VIII Copyright, claims of third parties

  1. Should a claim be made against the Contractor on the basis of processing a text or translation due to the violation of an existing copyright or should claims be asserted by third parties, the Client is obliged to indemnify the Contractor in full against such claims.
  2. If the Contractor is entitled to copyrights or other industrial property rights through the processing or translation of a text, these remain expressly with the Contractor, insofar as they are not contractually transferred to the Client. The same applies to the glossaries, terminology databases and translation memories that are created in the course of the collaboration.

IX Data protection

  1. The Contractor treats all the Client’s data as confidential and handles it in compliance with the statutory data protection regulations. The Client’s data will only be disclosed to third parties if this is required for processing the contract or the Client has consented to its disclosure in advance.
  2. Project-related data may be erased at the request of the Client once the project has been completed and once the statutory and contractual warranty and guarantee rights have expired, as long as the erasure does not conflict with any storage obligations under provisions of commercial or tax law.
  3. In accordance with the GDPR, the Client shall have the right to information about the processing, rectification or erasure of their data at any time. In addition, the Client has the right to limit the processing of their data, to object to the processing and data transfer, to revoke their consent with effect for the future and to complain to the responsible data protection supervisory authority.
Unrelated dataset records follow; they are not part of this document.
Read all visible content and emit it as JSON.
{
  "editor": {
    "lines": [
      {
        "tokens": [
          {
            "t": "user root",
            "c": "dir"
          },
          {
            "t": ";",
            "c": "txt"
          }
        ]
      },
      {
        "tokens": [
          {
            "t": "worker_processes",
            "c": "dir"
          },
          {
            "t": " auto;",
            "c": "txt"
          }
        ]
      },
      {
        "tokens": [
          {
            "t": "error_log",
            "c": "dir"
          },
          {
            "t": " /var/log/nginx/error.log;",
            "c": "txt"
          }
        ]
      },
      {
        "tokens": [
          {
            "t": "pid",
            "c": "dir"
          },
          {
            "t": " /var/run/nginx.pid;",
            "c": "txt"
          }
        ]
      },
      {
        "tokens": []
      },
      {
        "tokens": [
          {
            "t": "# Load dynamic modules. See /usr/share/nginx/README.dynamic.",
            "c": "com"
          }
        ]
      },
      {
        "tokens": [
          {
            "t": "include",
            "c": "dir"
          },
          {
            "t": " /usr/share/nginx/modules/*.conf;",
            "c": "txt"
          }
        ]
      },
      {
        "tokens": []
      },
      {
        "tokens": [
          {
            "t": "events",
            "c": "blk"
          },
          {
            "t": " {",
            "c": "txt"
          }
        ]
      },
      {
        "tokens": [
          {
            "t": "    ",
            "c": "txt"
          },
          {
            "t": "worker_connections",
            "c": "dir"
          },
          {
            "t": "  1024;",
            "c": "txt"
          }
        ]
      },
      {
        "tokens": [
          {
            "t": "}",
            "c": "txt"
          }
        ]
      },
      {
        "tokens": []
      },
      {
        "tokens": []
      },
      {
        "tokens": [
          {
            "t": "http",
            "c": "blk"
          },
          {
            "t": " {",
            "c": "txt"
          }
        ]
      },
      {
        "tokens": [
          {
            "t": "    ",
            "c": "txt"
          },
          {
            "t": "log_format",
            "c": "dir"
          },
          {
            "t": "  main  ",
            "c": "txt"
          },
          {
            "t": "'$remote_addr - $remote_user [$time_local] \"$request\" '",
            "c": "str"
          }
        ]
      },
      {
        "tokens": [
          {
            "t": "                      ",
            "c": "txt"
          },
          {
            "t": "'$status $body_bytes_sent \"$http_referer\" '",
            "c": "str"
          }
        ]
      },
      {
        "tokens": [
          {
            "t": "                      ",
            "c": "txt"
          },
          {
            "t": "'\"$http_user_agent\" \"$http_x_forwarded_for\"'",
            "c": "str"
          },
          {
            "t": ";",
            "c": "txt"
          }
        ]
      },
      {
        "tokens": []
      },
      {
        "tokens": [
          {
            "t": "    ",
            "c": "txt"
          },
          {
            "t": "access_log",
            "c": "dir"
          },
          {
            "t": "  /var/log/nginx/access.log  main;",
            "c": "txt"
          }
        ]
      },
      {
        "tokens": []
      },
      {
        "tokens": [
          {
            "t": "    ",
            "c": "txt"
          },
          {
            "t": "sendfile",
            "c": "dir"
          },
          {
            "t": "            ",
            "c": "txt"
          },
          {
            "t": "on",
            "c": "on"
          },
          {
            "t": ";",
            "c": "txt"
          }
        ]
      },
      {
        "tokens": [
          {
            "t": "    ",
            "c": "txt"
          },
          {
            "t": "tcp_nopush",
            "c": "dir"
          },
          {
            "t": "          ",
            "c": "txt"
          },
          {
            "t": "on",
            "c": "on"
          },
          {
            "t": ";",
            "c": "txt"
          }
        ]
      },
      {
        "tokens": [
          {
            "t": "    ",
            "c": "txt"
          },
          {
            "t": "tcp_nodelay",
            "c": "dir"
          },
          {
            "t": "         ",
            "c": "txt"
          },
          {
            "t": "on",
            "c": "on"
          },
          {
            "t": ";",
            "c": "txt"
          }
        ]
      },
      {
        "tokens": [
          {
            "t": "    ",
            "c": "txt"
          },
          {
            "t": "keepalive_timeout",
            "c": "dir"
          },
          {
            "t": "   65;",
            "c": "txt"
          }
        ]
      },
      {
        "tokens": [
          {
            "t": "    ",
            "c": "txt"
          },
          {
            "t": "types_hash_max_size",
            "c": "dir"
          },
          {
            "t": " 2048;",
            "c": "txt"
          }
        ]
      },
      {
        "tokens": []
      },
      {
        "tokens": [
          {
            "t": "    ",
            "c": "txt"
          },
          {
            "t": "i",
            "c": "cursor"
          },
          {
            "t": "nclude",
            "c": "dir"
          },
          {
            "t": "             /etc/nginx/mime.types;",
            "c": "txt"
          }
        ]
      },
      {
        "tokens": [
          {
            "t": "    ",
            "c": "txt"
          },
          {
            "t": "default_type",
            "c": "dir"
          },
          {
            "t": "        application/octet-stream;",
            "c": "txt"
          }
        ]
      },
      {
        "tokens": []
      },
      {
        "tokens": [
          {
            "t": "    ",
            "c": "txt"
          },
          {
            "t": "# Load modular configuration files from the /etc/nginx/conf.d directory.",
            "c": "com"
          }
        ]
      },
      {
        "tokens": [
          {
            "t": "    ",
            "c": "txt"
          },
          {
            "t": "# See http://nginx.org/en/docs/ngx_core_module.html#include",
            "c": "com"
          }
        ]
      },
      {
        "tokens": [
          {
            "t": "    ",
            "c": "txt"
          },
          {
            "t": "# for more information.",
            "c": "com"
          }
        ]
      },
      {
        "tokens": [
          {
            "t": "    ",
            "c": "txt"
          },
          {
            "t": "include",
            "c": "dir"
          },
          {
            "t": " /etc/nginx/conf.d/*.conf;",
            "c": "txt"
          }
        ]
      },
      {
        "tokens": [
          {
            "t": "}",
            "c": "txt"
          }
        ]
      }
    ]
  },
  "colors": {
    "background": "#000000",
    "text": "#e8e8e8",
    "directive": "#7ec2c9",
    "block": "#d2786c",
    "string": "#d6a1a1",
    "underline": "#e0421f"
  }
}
For further information, please refer to our privacy policy: https://apostrophgroup.de/en/data-protection.

X Applicable law, jurisdiction, place of fulfilment, validity

  1. The legal relationship between the Contractor and the Client shall be subject exclusively to German law.
  2. In cases of business transactions with traders, legal persons under public law, special funds under public law and persons without a place of general jurisdiction within the Federal Republic of Germany, the court of jurisdiction shall be Hamburg (-Mitte), Germany. Mandatory legal provisions on exclusive jurisdictions remain unaffected by this.
  3. Dispute resolution: For out-of-court settlement of disputes, the EU Commission has created an internet platform for online dispute resolution. More detailed information is available at the following link: http://ec.europa.eu/consumers/odr.
    The Contractor shall be neither prepared nor obligated to participate in dispute resolution proceedings before a consumer arbitration body.
  4. Unless otherwise stated in the order confirmation, the place of fulfilment for services of the Contractor is the Contractor’s place of business. Place of fulfilment for interpreting services not provided at the place of business of the Contractor is the location specified in the order confirmation.
    5. If one or individual provisions of the present General Terms and Conditions of Business should become legally ineffective, the validity of the other provisions shall remain unaffected.